Saturday, June 07, 2008

That program is still running

Michael Ledeen writes in the Wall Street Journal today comparing al Qaeda and Iran to Hitler and comparing Barack Obama and Europe in general to the Hitler's 1930s opponents. It could be dismissed as standard Bush-McCain talking points except for Ledeen's complete lack of acknowledgment of his own role in the week's news -- as facilitator of a backdoor intelligence operation linking dubious Iranian elements to Dick Cheney's Iraq war operation in 2002 --

When the CIA and the State Department discovered that Ledeen and Ghorbanifar were involved, they opposed any further contact with the two. Ledeen's contacts, the Defense Human Intelligence Service concluded, were "nefarious and unreliable," the Senate committee reported.

According to the report, Ledeen, however, persisted, presenting then-Undersecretary of Defense Douglas Feith with a new 100-day plan to provide, among other things, evidence of Iraqi weapons of mass destruction that supposedly had been moved to Iran — Saddam Hussein's archenemy. This time, the report said, Ledeen solicited support from former speaker of the House of Representatives Newt Gingrich and from three then- GOP senators, Sam Brownback of Kansas , Jon Kyl of Arizona and Rick Santorum of Pennsylvania.

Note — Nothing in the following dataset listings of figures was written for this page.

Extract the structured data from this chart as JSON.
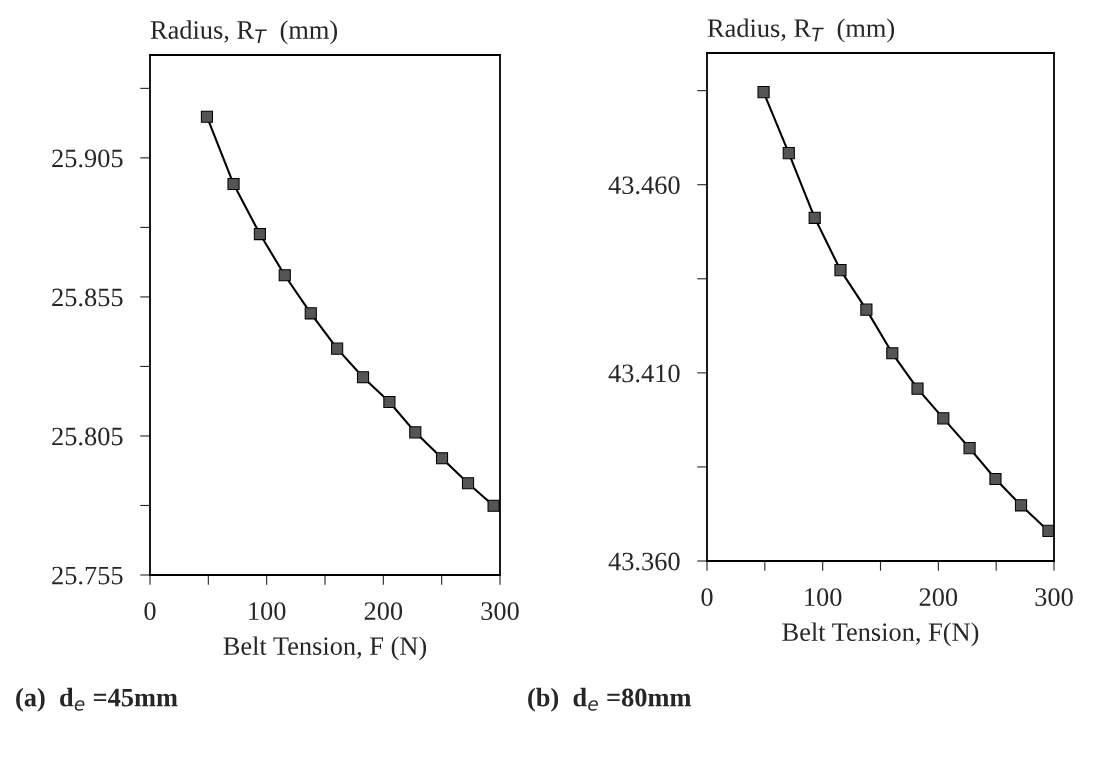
{
  "chart_data": [
    {
      "type": "line",
      "xlabel": "Belt Tension, F (N)",
      "ylabel": "Radius, R$_{T}$  (mm)",
      "annotations": [
        "(a)  d$_{e}$ =45mm"
      ],
      "marker": "square",
      "grid": false,
      "legend": false,
      "series": [
        {
          "color": "#000000",
          "x": [
            48.8,
            71.6,
            94.2,
            115.5,
            137.8,
            160.4,
            182.6,
            205.2,
            227.4,
            250.3,
            272.6,
            294.5
          ],
          "values": [
            25.9198,
            25.8956,
            25.8776,
            25.8628,
            25.8491,
            25.8364,
            25.8261,
            25.8172,
            25.8063,
            25.797,
            25.788,
            25.7799
          ]
        }
      ],
      "xlim": [
        0,
        300
      ],
      "xticks": [
        0,
        {
          "value": 50,
          "label": null
        },
        100,
        {
          "value": 150,
          "label": null
        },
        200,
        {
          "value": 250,
          "label": null
        },
        300
      ],
      "ylim": [
        25.755,
        25.942
      ],
      "yticks": [
        {
          "value": 25.755,
          "label": "25.755"
        },
        {
          "value": 25.78,
          "label": null
        },
        {
          "value": 25.805,
          "label": "25.805"
        },
        {
          "value": 25.83,
          "label": null
        },
        {
          "value": 25.855,
          "label": "25.855"
        },
        {
          "value": 25.88,
          "label": null
        },
        {
          "value": 25.905,
          "label": "25.905"
        },
        {
          "value": 25.93,
          "label": null
        }
      ]
    },
    {
      "type": "line",
      "xlabel": "Belt Tension, F(N)",
      "ylabel": "Radius, R$_{T}$  (mm)",
      "annotations": [
        "(b)  d$_{e}$ =80mm"
      ],
      "marker": "square",
      "grid": false,
      "legend": false,
      "series": [
        {
          "color": "#000000",
          "x": [
            48.9,
            70.7,
            93.1,
            115.4,
            137.8,
            160.2,
            182,
            204.3,
            227,
            249.4,
            271.5,
            295.2
          ],
          "values": [
            43.4846,
            43.4684,
            43.4512,
            43.4373,
            43.4268,
            43.4152,
            43.4058,
            43.3979,
            43.39,
            43.3818,
            43.3748,
            43.368
          ]
        }
      ],
      "xlim": [
        0,
        300
      ],
      "xticks": [
        0,
        {
          "value": 50,
          "label": null
        },
        100,
        {
          "value": 150,
          "label": null
        },
        200,
        {
          "value": 250,
          "label": null
        },
        300
      ],
      "ylim": [
        43.36,
        43.495
      ],
      "yticks": [
        {
          "value": 43.36,
          "label": "43.360"
        },
        {
          "value": 43.385,
          "label": null
        },
        {
          "value": 43.41,
          "label": "43.410"
        },
        {
          "value": 43.435,
          "label": null
        },
        {
          "value": 43.46,
          "label": "43.460"
        },
        {
          "value": 43.485,
          "label": null
        }
      ]
    }
  ]
}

The brilliance of the Saddam-moved-WMDs-to-Iran claim is that it required a war against Iraq and Iran. One out of two ain't bad. So anyway, now he's complaining --

The rise of messianic mass movements is not new, and there is very little we do not know about them. Nor is there any excuse for us to be surprised at the success of evil leaders, even in countries with long histories and great cultural and political accomplishments.

The problem here is that lack of any evidence that Islamism is a mass movement. The best he can do is Ahmadinejad but even he is beset by issues like economic problems and competing power centers. Hence resorting to the lamest of calls to action --

There is little if any condemnation from the West, and virtually no action against it, suggesting, at a minimum, a familiar Western indifference to the fate of the Jews.

This is the type of PR that a war plan drawn up on a napkin ("During the Rome meetings, Ghorbanifar also laid out a scheme to overthrow the Iranian regime on a napkin during a late night meeting in a bar") gets you.